I'm working on a new type of compression algorithm and have run into some difficulties.

Basically what I do is this:

Given raw data: D
I compute the MD5 hash: H = MD5(D)
At this point I've compressed by a factor of Size(D) / Size(H) (which for any data larger than 128-bits is significant)

My problem is uncompressing the data.

Currently what I'm doing is as follows: (keep in mind i'm working with bit values here)

G = {0}[trillion]

while (MD5(G) != H) G++;

I know this has the problem of unintentionally hashing the preceding zeros but the main issue I'm running into is runtime.

So far 20-30 bit lengths have run in feasible time but when I tried to run this with a 32-bit guess, it took several minutes to verify.

My MD5 implementation may be inefficient but it's also possible that this algorithm suffers from a runtime of 2^n.

Any tips? Or is this simply an unfeasible compression algorithm?

Just in case you meant that honestly or anybody else took it for being a great idea:  This won't work.  Uncompressing is impossible.

Reasoning: There are 2^N different bitstrings with N bits.  To compress these (i.e. in a decrompressible way!) you need to use a special property of the information called redundancy.  MD5 does not do this.  In fact, there are 2^(N-128) different bitstrings with 2^N bits which result in the same MD5 hash with 128 bits.  Your brute force attack will simply find any of these (after a VERY long time).  Since MD5 is just a hash algorithm, the bitstrings resulting in the same hash will look very different (that's one of the ideas of a good hash).
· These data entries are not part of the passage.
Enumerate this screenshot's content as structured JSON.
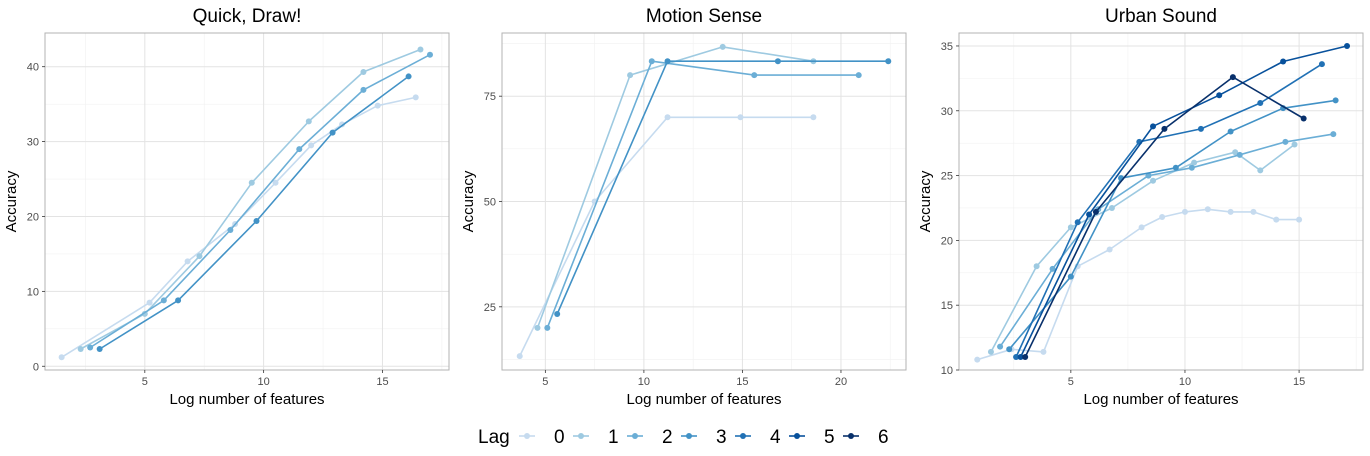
{
  "legend": {
    "title": "Lag",
    "labels": [
      "0",
      "1",
      "2",
      "3",
      "4",
      "5",
      "6"
    ],
    "colors": [
      "#c6dbef",
      "#9ecae1",
      "#6baed6",
      "#4292c6",
      "#2171b5",
      "#08519c",
      "#08306b"
    ]
  },
  "chart_data": [
    {
      "type": "line",
      "title": "Quick, Draw!",
      "xlabel": "Log number of features",
      "ylabel": "Accuracy",
      "xlim": [
        0.8,
        17.8
      ],
      "ylim": [
        -0.5,
        44.5
      ],
      "xticks": [
        5,
        10,
        15
      ],
      "yticks": [
        0,
        10,
        20,
        30,
        40
      ],
      "grid": true,
      "series": [
        {
          "name": "0",
          "x": [
            1.5,
            5.2,
            6.8,
            8.8,
            10.5,
            12.0,
            13.3,
            14.8,
            16.4
          ],
          "y": [
            1.2,
            8.5,
            14.0,
            19.0,
            24.5,
            29.5,
            32.3,
            34.8,
            35.9
          ]
        },
        {
          "name": "1",
          "x": [
            2.3,
            5.0,
            7.3,
            9.5,
            11.9,
            14.2,
            16.6
          ],
          "y": [
            2.3,
            7.0,
            14.7,
            24.5,
            32.7,
            39.3,
            42.3
          ]
        },
        {
          "name": "2",
          "x": [
            2.7,
            5.8,
            8.6,
            11.5,
            14.2,
            17.0
          ],
          "y": [
            2.5,
            8.8,
            18.2,
            29.0,
            36.9,
            41.6
          ]
        },
        {
          "name": "3",
          "x": [
            3.1,
            6.4,
            9.7,
            12.9,
            16.1
          ],
          "y": [
            2.3,
            8.8,
            19.4,
            31.2,
            38.7
          ]
        }
      ]
    },
    {
      "type": "line",
      "title": "Motion Sense",
      "xlabel": "Log number of features",
      "ylabel": "Accuracy",
      "xlim": [
        2.8,
        23.3
      ],
      "ylim": [
        10,
        90
      ],
      "xticks": [
        5,
        10,
        15,
        20
      ],
      "yticks": [
        25,
        50,
        75
      ],
      "grid": true,
      "series": [
        {
          "name": "0",
          "x": [
            3.7,
            7.5,
            11.2,
            14.9,
            18.6
          ],
          "y": [
            13.3,
            50.0,
            70.0,
            70.0,
            70.0
          ]
        },
        {
          "name": "1",
          "x": [
            4.6,
            9.3,
            14.0,
            18.6
          ],
          "y": [
            20.0,
            80.0,
            86.7,
            83.3
          ]
        },
        {
          "name": "2",
          "x": [
            5.1,
            10.4,
            15.6,
            20.9
          ],
          "y": [
            20.0,
            83.3,
            80.0,
            80.0
          ]
        },
        {
          "name": "3",
          "x": [
            5.6,
            11.2,
            16.8,
            22.4
          ],
          "y": [
            23.3,
            83.3,
            83.3,
            83.3
          ]
        }
      ]
    },
    {
      "type": "line",
      "title": "Urban Sound",
      "xlabel": "Log number of features",
      "ylabel": "Accuracy",
      "xlim": [
        0.1,
        17.8
      ],
      "ylim": [
        10,
        36
      ],
      "xticks": [
        5,
        10,
        15
      ],
      "yticks": [
        10,
        15,
        20,
        25,
        30,
        35
      ],
      "grid": true,
      "series": [
        {
          "name": "0",
          "x": [
            0.9,
            2.4,
            3.8,
            5.3,
            6.7,
            8.1,
            9.0,
            10.0,
            11.0,
            12.0,
            13.0,
            14.0,
            15.0
          ],
          "y": [
            10.8,
            11.6,
            11.4,
            18.0,
            19.3,
            21.0,
            21.8,
            22.2,
            22.4,
            22.2,
            22.2,
            21.6,
            21.6
          ]
        },
        {
          "name": "1",
          "x": [
            1.5,
            3.5,
            5.0,
            6.8,
            8.6,
            10.4,
            12.2,
            13.3,
            14.8
          ],
          "y": [
            11.4,
            18.0,
            21.0,
            22.5,
            24.6,
            26.0,
            26.8,
            25.4,
            27.4
          ]
        },
        {
          "name": "2",
          "x": [
            1.9,
            4.2,
            6.2,
            8.4,
            10.3,
            12.4,
            14.4,
            16.5
          ],
          "y": [
            11.8,
            17.8,
            22.4,
            25.0,
            25.6,
            26.6,
            27.6,
            28.2
          ]
        },
        {
          "name": "3",
          "x": [
            2.3,
            5.0,
            7.2,
            9.6,
            12.0,
            14.3,
            16.6
          ],
          "y": [
            11.6,
            17.2,
            24.8,
            25.6,
            28.4,
            30.2,
            30.8
          ]
        },
        {
          "name": "4",
          "x": [
            2.6,
            5.3,
            8.0,
            10.7,
            13.3,
            16.0
          ],
          "y": [
            11.0,
            21.4,
            27.6,
            28.6,
            30.6,
            33.6
          ]
        },
        {
          "name": "5",
          "x": [
            2.8,
            5.8,
            8.6,
            11.5,
            14.3,
            17.1
          ],
          "y": [
            11.0,
            22.0,
            28.8,
            31.2,
            33.8,
            35.0
          ]
        },
        {
          "name": "6",
          "x": [
            3.0,
            6.1,
            9.1,
            12.1,
            15.2
          ],
          "y": [
            11.0,
            22.2,
            28.6,
            32.6,
            29.4
          ]
        }
      ]
    }
  ]
}
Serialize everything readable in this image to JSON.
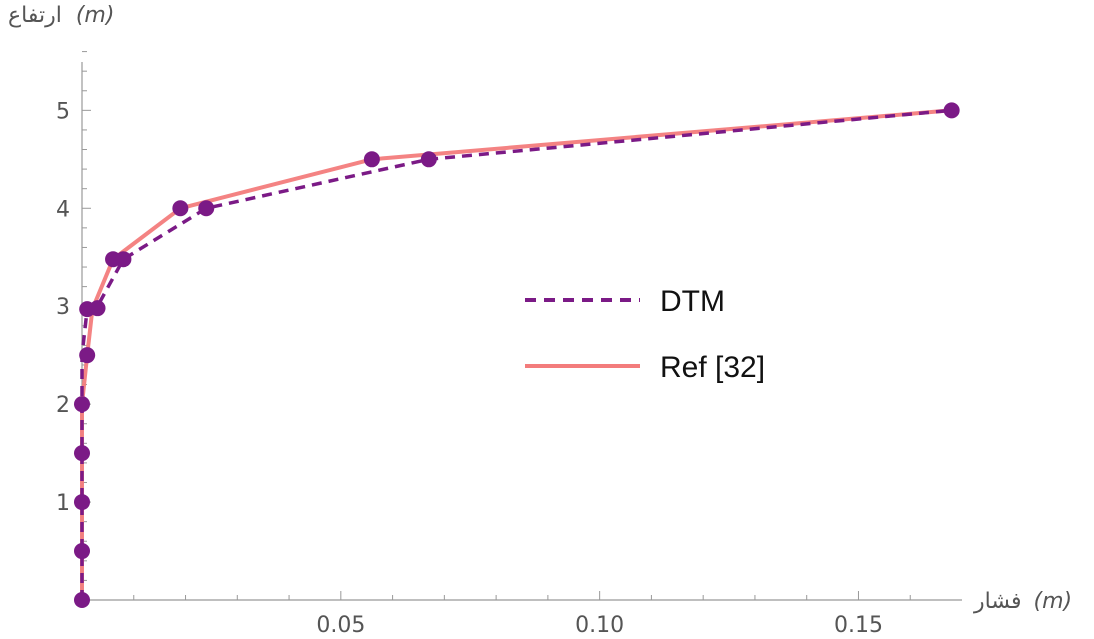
{
  "chart_data": {
    "type": "line",
    "xlabel": "فشار (m)",
    "ylabel": "ارتفاع (m)",
    "xlabel_unit": "(m)",
    "xlabel_word": "فشار",
    "ylabel_unit": "(m)",
    "ylabel_word": "ارتفاع",
    "xlim": [
      0,
      0.17
    ],
    "ylim": [
      0,
      5.8
    ],
    "x_ticks": [
      0.05,
      0.1,
      0.15
    ],
    "x_tick_labels": [
      "0.05",
      "0.10",
      "0.15"
    ],
    "y_ticks": [
      1,
      2,
      3,
      4,
      5
    ],
    "y_tick_labels": [
      "1",
      "2",
      "3",
      "4",
      "5"
    ],
    "grid": false,
    "legend_position": "center-right",
    "series": [
      {
        "name": "DTM",
        "style": "dashed",
        "color": "#7b1a86",
        "x": [
          0,
          0,
          0,
          0,
          0,
          0,
          0.001,
          0.003,
          0.008,
          0.024,
          0.067,
          0.168
        ],
        "y": [
          0,
          0.5,
          1.0,
          1.5,
          2.0,
          2.5,
          2.97,
          3.0,
          3.48,
          4.0,
          4.5,
          5.0
        ]
      },
      {
        "name": "Ref [32]",
        "style": "solid",
        "color": "#f37c7c",
        "x": [
          0,
          0,
          0,
          0,
          0,
          0.001,
          0.002,
          0.006,
          0.019,
          0.056,
          0.168
        ],
        "y": [
          0,
          0.5,
          1.0,
          1.5,
          2.0,
          2.5,
          2.97,
          3.48,
          4.0,
          4.5,
          5.0
        ]
      }
    ],
    "markers": {
      "color": "#7b1a86",
      "x": [
        0,
        0,
        0,
        0,
        0,
        0.001,
        0.001,
        0.003,
        0.006,
        0.008,
        0.019,
        0.024,
        0.056,
        0.067,
        0.168
      ],
      "y": [
        0,
        0.5,
        1.0,
        1.5,
        2.0,
        2.5,
        2.97,
        2.98,
        3.48,
        3.48,
        4.0,
        4.0,
        4.5,
        4.5,
        5.0
      ]
    }
  }
}
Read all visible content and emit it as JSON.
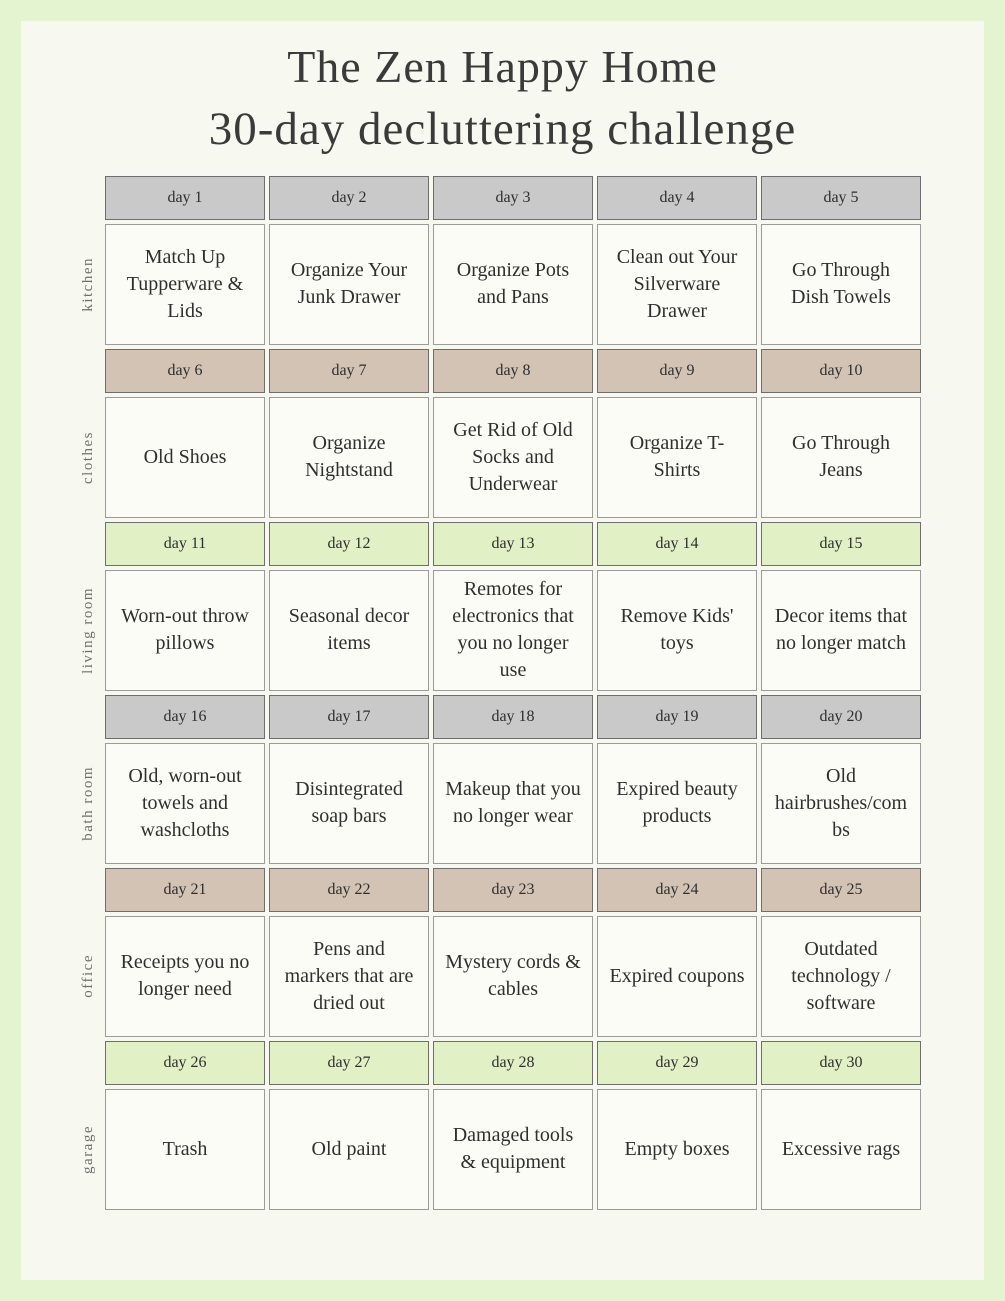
{
  "title": {
    "line1": "The Zen Happy Home",
    "line2": "30-day decluttering challenge"
  },
  "colors": {
    "page_background": "#e4f3d0",
    "inner_background": "#f7f8ef",
    "header_gray": "#c9c9c9",
    "header_tan": "#d2c3b5",
    "header_green": "#e2f0c5",
    "cell_background": "#fcfcf6",
    "header_border": "#6e6e6e",
    "cell_border": "#9b9b9b",
    "text": "#333333"
  },
  "groups": [
    {
      "label": "kitchen",
      "scheme": "gray",
      "days": [
        "day 1",
        "day 2",
        "day 3",
        "day 4",
        "day 5"
      ],
      "tasks": [
        "Match Up Tupperware & Lids",
        "Organize Your Junk Drawer",
        "Organize Pots and Pans",
        "Clean out Your Silverware Drawer",
        "Go Through Dish Towels"
      ]
    },
    {
      "label": "clothes",
      "scheme": "tan",
      "days": [
        "day 6",
        "day 7",
        "day 8",
        "day 9",
        "day 10"
      ],
      "tasks": [
        "Old  Shoes",
        "Organize Nightstand",
        "Get Rid of Old Socks and Underwear",
        "Organize T-Shirts",
        "Go Through Jeans"
      ]
    },
    {
      "label": "living room",
      "scheme": "green",
      "days": [
        "day 11",
        "day 12",
        "day 13",
        "day 14",
        "day 15"
      ],
      "tasks": [
        "Worn-out throw pillows",
        "Seasonal decor items",
        "Remotes for electronics that you no longer use",
        "Remove Kids' toys",
        "Decor items that no longer match"
      ]
    },
    {
      "label": "bath room",
      "scheme": "gray",
      "days": [
        "day 16",
        "day 17",
        "day 18",
        "day 19",
        "day 20"
      ],
      "tasks": [
        "Old, worn-out towels and washcloths",
        "Disintegrated soap bars",
        "Makeup that you no longer wear",
        "Expired beauty products",
        "Old hairbrushes/combs"
      ]
    },
    {
      "label": "office",
      "scheme": "tan",
      "days": [
        "day 21",
        "day 22",
        "day 23",
        "day 24",
        "day 25"
      ],
      "tasks": [
        "Receipts you no longer need",
        "Pens and markers that are dried out",
        "Mystery cords & cables",
        "Expired coupons",
        "Outdated technology / software"
      ]
    },
    {
      "label": "garage",
      "scheme": "green",
      "days": [
        "day 26",
        "day 27",
        "day 28",
        "day 29",
        "day 30"
      ],
      "tasks": [
        "Trash",
        "Old paint",
        "Damaged tools & equipment",
        "Empty boxes",
        "Excessive rags"
      ]
    }
  ]
}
In fact, no just-mathematical/logical approach on compressing data can succeed because redundancy is always a domain specific property.  For us, it typically means repetition (e.g. of patterns).  But that must not always be the case.  For compressing the first one billion digits of the number pi the approach of searching for repetitions would not lead to anything.  Instead, compressing the digit string to the algorithm computing the digits would be a successful approach here.